Où le regard ne porte pas…** de Georges Abolin et d’Olivier Pont (2004)

15.09
2005

Scénario de Georges Abolin et d’Olivier Pont
Dessins d’Olivier Pont
Couleurs de Jean-Jacques Chagnaud

Série finie : 2 bandes dessinées publiées en 2004, réunies ici en 2005 dans un même volume.

1906, Barellito. Une famille débarque du ciel gris et pluvieux de Londres pour emménager dans une belle demeure dont ils viennent d’hériter, isolée d’un village italien, surplombant l’azur de la Méditerranée. L’accueil est franchement hostile. Seule Lisa semblait attendre le fils, William, le « quatrième » d’un groupe qu’elle forme avec ses deux autres amis, Paolo et Nino, à être né le même jour.
Pour subvenir à leurs besoins, le père a décidé de s’équiper d’un bateau-vapeur de pêche et d’engager une poignée de marins. Mais c’est sans compter sur l’hostilité des habitants de ce village de pêcheurs…

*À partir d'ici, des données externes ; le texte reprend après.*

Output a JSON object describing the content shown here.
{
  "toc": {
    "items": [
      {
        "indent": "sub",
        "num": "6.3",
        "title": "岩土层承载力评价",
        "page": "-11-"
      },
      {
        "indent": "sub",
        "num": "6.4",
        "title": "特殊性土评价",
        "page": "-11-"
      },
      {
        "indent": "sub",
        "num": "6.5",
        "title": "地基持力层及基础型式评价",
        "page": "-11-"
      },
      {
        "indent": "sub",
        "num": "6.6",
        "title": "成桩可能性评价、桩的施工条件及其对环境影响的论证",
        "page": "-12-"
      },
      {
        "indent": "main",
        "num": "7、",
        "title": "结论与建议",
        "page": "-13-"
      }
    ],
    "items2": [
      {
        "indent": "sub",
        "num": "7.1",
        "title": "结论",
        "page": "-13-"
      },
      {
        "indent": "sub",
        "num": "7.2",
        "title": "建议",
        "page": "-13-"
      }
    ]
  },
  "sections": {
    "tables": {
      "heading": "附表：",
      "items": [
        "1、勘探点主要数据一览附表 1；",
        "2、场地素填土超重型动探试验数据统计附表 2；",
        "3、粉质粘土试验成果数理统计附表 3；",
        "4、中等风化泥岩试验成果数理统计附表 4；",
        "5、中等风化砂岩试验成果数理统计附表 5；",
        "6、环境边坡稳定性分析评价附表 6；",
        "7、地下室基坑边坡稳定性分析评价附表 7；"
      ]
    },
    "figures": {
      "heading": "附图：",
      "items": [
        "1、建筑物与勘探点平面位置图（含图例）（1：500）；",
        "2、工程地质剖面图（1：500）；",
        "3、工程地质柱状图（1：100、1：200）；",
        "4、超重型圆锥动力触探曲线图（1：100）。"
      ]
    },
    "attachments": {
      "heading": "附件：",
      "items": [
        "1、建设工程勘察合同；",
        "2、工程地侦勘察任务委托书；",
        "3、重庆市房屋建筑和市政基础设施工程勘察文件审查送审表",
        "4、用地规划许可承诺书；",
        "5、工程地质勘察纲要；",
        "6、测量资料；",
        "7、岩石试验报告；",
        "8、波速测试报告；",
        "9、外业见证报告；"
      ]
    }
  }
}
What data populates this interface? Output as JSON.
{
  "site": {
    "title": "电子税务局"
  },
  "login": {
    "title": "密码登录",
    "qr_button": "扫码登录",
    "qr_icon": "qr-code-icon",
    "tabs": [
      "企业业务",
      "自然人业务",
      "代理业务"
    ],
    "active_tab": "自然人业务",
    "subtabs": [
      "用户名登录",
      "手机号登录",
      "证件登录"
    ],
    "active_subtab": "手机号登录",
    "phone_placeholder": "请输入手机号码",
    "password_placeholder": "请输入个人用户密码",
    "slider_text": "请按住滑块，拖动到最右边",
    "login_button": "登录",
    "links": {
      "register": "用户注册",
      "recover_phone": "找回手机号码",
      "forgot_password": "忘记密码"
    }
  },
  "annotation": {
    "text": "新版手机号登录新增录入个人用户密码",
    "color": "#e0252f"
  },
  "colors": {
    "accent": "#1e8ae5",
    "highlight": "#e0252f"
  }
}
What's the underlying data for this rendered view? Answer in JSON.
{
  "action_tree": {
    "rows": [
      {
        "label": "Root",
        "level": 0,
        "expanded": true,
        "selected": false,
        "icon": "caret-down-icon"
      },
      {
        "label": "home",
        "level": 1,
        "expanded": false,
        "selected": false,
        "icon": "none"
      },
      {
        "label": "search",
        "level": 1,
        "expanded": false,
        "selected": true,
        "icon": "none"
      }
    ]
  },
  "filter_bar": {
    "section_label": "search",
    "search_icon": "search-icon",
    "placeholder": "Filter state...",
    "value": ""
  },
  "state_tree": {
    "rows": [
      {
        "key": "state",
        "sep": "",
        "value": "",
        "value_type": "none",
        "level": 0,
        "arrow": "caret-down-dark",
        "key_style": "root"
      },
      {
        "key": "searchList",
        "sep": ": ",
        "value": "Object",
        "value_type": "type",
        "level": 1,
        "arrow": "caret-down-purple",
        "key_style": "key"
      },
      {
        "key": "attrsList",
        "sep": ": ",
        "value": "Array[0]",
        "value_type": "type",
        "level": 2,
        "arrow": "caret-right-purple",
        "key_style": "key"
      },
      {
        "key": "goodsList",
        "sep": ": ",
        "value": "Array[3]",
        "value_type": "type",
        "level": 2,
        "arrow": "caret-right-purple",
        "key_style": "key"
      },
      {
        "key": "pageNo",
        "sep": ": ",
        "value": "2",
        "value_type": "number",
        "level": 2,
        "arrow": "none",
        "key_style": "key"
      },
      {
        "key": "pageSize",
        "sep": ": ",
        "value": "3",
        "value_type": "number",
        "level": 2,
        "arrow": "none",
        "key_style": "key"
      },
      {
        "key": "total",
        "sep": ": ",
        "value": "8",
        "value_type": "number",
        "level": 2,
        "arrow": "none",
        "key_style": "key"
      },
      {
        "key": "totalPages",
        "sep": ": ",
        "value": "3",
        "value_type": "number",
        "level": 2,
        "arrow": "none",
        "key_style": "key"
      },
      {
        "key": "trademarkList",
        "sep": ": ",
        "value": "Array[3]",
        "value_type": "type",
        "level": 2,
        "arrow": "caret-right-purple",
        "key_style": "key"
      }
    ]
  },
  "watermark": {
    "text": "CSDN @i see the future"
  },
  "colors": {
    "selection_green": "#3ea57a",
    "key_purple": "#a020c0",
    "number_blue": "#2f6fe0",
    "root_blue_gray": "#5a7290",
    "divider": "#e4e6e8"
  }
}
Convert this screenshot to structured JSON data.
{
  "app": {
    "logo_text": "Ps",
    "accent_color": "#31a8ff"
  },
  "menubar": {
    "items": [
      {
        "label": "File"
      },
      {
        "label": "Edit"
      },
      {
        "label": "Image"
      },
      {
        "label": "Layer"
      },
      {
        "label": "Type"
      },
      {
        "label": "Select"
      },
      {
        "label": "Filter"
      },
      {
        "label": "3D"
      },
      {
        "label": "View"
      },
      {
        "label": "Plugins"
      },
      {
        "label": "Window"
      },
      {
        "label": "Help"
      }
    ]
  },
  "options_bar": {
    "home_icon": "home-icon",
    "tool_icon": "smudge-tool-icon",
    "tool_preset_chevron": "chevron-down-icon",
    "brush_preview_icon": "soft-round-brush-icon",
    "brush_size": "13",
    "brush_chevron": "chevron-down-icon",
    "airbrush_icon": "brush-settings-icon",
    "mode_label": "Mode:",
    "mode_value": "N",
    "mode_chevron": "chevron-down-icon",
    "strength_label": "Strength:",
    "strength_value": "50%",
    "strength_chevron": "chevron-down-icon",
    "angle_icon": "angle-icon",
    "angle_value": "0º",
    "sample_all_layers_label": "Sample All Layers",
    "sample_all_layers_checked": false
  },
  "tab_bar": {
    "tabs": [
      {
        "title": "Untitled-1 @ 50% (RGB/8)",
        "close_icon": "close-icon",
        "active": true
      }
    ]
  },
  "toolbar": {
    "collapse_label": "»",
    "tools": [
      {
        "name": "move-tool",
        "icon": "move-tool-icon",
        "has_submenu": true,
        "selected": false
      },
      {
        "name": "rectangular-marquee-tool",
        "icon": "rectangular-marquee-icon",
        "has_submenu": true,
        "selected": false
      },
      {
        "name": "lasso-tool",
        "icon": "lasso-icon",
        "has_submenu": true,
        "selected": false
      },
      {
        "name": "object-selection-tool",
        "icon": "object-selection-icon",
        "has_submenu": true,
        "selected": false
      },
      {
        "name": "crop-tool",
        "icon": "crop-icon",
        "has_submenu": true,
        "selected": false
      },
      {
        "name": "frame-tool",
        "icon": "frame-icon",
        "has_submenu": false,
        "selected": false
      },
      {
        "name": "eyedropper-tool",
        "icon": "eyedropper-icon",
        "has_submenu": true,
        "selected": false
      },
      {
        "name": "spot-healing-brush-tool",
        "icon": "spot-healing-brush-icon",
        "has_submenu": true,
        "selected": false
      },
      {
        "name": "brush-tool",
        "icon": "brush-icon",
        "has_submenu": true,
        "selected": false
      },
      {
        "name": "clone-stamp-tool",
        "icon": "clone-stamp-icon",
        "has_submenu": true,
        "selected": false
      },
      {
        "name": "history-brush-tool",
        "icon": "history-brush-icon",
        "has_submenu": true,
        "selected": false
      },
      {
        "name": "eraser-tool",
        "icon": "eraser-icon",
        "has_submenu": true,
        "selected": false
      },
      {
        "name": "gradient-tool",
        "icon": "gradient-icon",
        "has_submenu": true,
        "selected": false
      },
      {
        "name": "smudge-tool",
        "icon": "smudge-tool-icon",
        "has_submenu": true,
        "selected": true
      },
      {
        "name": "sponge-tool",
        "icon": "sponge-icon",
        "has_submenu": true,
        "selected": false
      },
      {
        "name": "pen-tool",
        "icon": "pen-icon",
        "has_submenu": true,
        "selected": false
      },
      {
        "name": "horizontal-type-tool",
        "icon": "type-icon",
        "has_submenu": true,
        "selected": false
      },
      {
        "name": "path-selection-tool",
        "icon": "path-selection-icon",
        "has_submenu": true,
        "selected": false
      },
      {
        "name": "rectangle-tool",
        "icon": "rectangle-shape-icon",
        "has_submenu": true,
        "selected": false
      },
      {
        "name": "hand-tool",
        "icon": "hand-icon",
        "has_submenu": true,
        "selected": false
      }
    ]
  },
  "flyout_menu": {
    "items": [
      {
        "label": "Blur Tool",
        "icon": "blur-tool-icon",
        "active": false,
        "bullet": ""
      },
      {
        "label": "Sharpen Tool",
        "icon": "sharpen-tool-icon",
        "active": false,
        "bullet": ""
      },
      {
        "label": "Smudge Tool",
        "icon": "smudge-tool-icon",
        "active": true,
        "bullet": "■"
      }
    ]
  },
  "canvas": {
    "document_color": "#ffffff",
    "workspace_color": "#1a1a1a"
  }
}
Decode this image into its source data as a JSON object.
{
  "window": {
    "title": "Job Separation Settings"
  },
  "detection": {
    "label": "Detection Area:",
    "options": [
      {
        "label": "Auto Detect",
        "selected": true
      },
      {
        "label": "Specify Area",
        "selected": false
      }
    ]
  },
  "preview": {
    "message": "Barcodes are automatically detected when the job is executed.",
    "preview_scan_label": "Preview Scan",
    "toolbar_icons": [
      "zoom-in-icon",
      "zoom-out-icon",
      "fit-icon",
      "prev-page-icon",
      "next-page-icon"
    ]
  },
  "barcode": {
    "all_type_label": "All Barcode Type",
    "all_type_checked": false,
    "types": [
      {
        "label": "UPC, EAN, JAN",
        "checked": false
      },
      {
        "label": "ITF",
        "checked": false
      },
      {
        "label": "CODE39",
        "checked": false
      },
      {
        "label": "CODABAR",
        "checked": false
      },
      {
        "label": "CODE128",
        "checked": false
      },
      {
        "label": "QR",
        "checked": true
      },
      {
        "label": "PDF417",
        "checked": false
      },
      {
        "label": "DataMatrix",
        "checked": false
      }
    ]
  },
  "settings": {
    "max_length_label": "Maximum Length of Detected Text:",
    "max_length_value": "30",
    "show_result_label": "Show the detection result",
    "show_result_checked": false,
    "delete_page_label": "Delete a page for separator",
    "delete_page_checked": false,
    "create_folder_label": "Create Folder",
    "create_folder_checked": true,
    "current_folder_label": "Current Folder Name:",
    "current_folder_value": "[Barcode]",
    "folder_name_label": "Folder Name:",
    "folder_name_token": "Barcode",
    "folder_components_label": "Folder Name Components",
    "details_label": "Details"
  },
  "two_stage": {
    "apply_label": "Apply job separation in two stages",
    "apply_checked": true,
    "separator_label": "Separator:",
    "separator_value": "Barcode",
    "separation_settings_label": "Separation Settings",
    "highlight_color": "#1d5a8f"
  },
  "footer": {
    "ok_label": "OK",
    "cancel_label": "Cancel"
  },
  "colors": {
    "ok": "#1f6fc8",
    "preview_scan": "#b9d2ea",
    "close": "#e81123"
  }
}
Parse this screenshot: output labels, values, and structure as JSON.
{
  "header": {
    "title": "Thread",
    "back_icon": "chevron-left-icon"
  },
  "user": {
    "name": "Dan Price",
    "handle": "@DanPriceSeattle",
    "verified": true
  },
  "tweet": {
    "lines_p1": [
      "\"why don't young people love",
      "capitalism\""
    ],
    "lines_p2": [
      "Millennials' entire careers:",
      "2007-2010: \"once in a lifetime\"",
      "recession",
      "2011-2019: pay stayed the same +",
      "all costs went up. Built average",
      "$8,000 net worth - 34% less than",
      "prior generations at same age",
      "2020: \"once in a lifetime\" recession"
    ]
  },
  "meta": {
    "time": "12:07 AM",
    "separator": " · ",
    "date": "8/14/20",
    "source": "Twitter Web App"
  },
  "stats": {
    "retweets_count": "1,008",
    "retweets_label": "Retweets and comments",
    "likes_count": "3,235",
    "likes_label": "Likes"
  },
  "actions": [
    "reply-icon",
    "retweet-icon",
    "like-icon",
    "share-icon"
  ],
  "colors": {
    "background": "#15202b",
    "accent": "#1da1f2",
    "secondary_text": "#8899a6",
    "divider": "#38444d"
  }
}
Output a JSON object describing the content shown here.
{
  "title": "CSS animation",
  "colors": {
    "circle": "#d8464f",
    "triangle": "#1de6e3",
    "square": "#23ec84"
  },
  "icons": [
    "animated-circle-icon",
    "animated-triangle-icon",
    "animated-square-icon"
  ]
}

L’envoûtement opère dès les premières pages, et il me serait bien difficile de ne pas comparer l’atmosphère de ce premier tome à celle de l’inoubliable Soleil des Scorta de Laurent Gaudé : la solidarité haineuse des villageois envers les étrangers associée à cette impression d’un soleil aveuglant, de ces pierres criant sous la chaleur cuisante, de cette vue apaisante et rafraîchissante de cette vaste étendue bleue. Ce charme, on le doit surtout au dessin d’Olivier Pont, à ces paysages sur lesquels il s’arrête, contemplatif, un peu comme Taniguchi dans L’Homme qui marche, à ces couleurs pleines de lumière, à ces personnages si bien croqués.
Et puis on est touché par l’histoire de cette profonde amitié entre cette fille et ces trois garçons complètement sous le charme de son sourire. Intrigué par ce don étrange qu’elle semble posséder, et ces visions fantastiques qui les hantent  lorsqu’ils  s’endorment ensemble après avoir fumé le curieux mélange d’herbes de Lisa.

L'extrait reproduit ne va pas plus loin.